Maine-made beers (and the rare draft cider).
House-made sausages served with whole-grain mustard, pickled veggies, and toast.
The dining room’s rustic barn-style walls are minimally decorated with fiddles and other musical instruments.
The small plates are not only generous, but reasonably priced, from $8 (lamb meatballs with harissa, crème fraîche, and pickled red onion) to $16 (seared scallops with red miso, soba noodles, and sesame habanero oil). While the culinary influences are wide ranging, Light admits to a particular fondness for German cuisine — hence the sausages, späetzle and cheese, and dishes spiced with paprika. “I enjoy German food probably more than anything else,” he said. “I cooked Italian for a long time out West, and then I did very fine dining, and what I realized is I’m drawn toward comfort food. If you put care into them, like we do with the sausage and the mustards and the späetzle, they’re so good. You can make them elegant and delicious, and you don’t have to charge $45 a plate.” The pork in our sausages and our chicken came from Tide Mill Organic Farm in Edmunds. Light also buys meat from Maine Family Farms Meat Company in Portland.

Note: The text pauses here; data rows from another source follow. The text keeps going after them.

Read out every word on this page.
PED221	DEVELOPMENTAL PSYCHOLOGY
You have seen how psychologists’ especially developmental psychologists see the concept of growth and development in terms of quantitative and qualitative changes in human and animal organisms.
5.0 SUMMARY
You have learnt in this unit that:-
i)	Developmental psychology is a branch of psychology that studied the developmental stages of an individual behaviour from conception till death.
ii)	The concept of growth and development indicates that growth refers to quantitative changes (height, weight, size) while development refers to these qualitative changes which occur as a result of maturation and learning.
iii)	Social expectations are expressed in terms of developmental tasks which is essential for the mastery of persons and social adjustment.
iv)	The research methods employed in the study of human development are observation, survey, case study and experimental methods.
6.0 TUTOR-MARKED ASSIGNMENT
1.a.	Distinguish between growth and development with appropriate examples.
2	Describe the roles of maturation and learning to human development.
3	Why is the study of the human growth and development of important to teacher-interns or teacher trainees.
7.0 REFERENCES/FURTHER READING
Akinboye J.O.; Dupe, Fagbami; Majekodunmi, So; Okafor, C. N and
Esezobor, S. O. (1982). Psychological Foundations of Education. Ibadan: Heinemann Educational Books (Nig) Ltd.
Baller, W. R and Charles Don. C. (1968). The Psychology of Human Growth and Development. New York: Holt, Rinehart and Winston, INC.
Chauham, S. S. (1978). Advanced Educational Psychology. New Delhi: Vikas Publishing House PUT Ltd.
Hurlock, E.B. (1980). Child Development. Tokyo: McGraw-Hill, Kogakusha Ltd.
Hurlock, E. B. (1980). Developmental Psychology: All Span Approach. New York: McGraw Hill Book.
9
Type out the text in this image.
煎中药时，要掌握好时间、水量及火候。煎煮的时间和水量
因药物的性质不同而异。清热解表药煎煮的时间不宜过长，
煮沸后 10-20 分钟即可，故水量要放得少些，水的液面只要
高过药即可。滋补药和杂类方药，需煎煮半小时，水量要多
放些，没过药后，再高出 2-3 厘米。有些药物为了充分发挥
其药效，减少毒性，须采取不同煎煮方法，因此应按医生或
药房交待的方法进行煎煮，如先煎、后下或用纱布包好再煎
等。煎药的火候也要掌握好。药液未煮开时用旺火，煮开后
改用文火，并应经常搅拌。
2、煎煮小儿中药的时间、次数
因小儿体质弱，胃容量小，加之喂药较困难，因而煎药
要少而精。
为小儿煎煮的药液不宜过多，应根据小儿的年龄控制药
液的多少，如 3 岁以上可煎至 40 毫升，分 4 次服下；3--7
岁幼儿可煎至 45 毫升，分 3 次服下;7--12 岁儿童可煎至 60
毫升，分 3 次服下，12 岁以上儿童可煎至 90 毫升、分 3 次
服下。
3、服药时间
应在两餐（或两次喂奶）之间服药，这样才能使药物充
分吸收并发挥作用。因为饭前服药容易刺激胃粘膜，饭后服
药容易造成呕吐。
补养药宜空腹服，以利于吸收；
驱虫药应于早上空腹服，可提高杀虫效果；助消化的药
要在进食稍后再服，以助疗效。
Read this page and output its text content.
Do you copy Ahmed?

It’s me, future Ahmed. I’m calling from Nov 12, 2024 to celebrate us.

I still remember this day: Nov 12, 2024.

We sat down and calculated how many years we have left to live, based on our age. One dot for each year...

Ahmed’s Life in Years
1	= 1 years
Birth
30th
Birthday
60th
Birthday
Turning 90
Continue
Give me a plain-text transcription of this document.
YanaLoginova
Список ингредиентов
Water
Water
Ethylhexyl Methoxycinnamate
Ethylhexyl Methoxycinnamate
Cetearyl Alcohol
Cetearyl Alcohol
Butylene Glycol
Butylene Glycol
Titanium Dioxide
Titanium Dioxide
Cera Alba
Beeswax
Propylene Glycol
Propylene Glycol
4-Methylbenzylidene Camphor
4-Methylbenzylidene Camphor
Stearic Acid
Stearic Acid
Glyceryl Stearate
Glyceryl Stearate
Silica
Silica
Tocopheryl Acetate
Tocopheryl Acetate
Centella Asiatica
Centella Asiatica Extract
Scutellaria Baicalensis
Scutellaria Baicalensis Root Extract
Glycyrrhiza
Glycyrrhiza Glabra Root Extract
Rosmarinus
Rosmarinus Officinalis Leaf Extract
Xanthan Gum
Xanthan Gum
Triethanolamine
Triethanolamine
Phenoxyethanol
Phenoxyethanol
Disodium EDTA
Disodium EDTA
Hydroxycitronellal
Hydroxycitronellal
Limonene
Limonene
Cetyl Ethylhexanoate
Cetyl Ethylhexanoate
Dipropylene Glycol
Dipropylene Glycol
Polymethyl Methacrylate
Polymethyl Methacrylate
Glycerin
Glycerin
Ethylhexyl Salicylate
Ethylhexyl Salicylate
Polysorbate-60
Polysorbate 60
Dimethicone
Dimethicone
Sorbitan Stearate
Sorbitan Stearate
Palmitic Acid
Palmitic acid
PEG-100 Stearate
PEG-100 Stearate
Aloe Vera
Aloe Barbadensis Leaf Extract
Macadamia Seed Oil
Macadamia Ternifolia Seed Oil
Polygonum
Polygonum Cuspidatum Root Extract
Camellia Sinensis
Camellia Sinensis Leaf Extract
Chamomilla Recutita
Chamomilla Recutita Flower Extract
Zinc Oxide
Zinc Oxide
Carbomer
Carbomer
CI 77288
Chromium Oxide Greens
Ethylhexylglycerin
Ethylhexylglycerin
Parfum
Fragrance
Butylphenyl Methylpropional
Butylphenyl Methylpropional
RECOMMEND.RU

For dessert, bread pudding was a taste of home, elevated by sourdough bread, sprinkled with whiskey caramel sauce and topped with a heavenly, dense, and exceedingly creamy vanilla Zentopia Gourmet ice cream, a fledgling brand made in Coda’s kitchen by Southwest Harbor resident Robert Rhiel. It was another indulgence in pleasing contrasts — cool and warm, crusty and creamy — and unpretentious deliciousness.
Come summer, when the streets and sidewalks of Southwest Harbor are jammed with vacationers, Coda’s regulars will yield their tables to the visitors. “The locals are working so hard then that they don’t even go out,” Light said. “But this time of year, this is very much a community place.”